GDP -11.5 PERCENT | 2020 | GDP GONE TO MINUS
The Indian economy is expected to decline by minus 11.5 percent in the current financial year (2020–21), Moody's Investors Service said on Friday. To this extent, it was announced that the previous estimate was further raising to minus 4 estimates. According to Moody's, India's credit profile is already under severe pressure due to weak growth, high debt burden, and weak economy. Corona explained that the negatives exacerbated these conditions. Analyzed that the country’s monetary consolidation is likely to face severe difficulties in the long run. India is likely to register a growth rate of 10.6 percent in the next financial year (2021–22), mainly due to a lower base effect (due to a sharp decline in 2020–21), according to its latest report. If you look at some of the other highlights of the report.
India's debt burden is likely to reach 90 percent of GDP in the current financial year. India's debt burden was 72 percent of GDP last fiscal.
Longer Government Revenues - Net Difference Between Expenditure The Deficit is likely to reach 7.5%. The fiscal deficit for the states is expected to be 4.5 percent of GDP. The budget aims to have a total fiscal deficit of Rs 7.96 lakh crore for the financial year 2020 (April) –2021 (March). The goal is not to exceed 3.5% of the 2020–21 estimate. However, in the first four months of the current fiscal, the deficit stood at Rs 8,21,349 crore between April and July. That is 103.1 percent of the annual target. The fiscal deficit was 4.6 percent last fiscal.

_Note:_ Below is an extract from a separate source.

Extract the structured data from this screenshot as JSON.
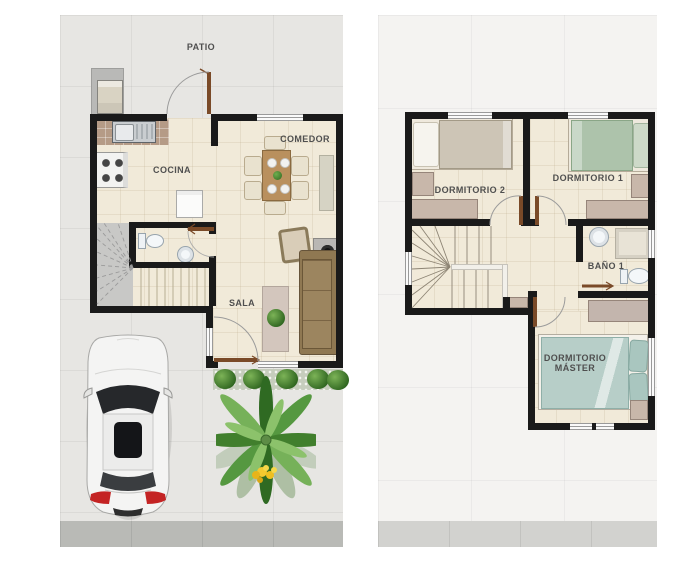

Compared to the G-20 countries, no other economy has suffered as much as the Indian economy. There are very difficult conditions and limitations for the government to take monetary support measures for the progress of the economy. Weak infrastructure, critical conditions in labor, land, and product markets are factors that hinder growth. The problems of arrears of banking and non-banking finance companies are likely to worsen.
There is no prospect of raising the rating in the near future. The rating will not go up until the statistics show that the policy measures taken by the government are contributing to the growth trajectory. India downgraded its sovereign rating to 'BAA3' in June with a Moody's-negative outlook. This is more than an estimate for the worst status.
Growth recovery can be accelerated if the measures taken by the Center to achieve the objectives of strengthening the monitoring and stability in the financial sector give good results.
CARE rating ESTIMATION MINUS 8.2 PERCENT:-
Meanwhile, domestic rating agency CARE Ratings on Friday released another report, predicting that the Indian economy will depreciate from minus 8% to 8.2% in 2020–21. The previous estimate was minus 6.4%. CARE Ratings attributed the rise in expectations to the lack of adequate monetary support from the government for the economy.
If everyone's expectations are low ..With the Indian economy registering a 23.9 percent decline in the gross domestic product (GDP) in the first quarter, many financial and rating agencies have already predicted a 10 to 15 percent decline in the Indian economy in 2020–21.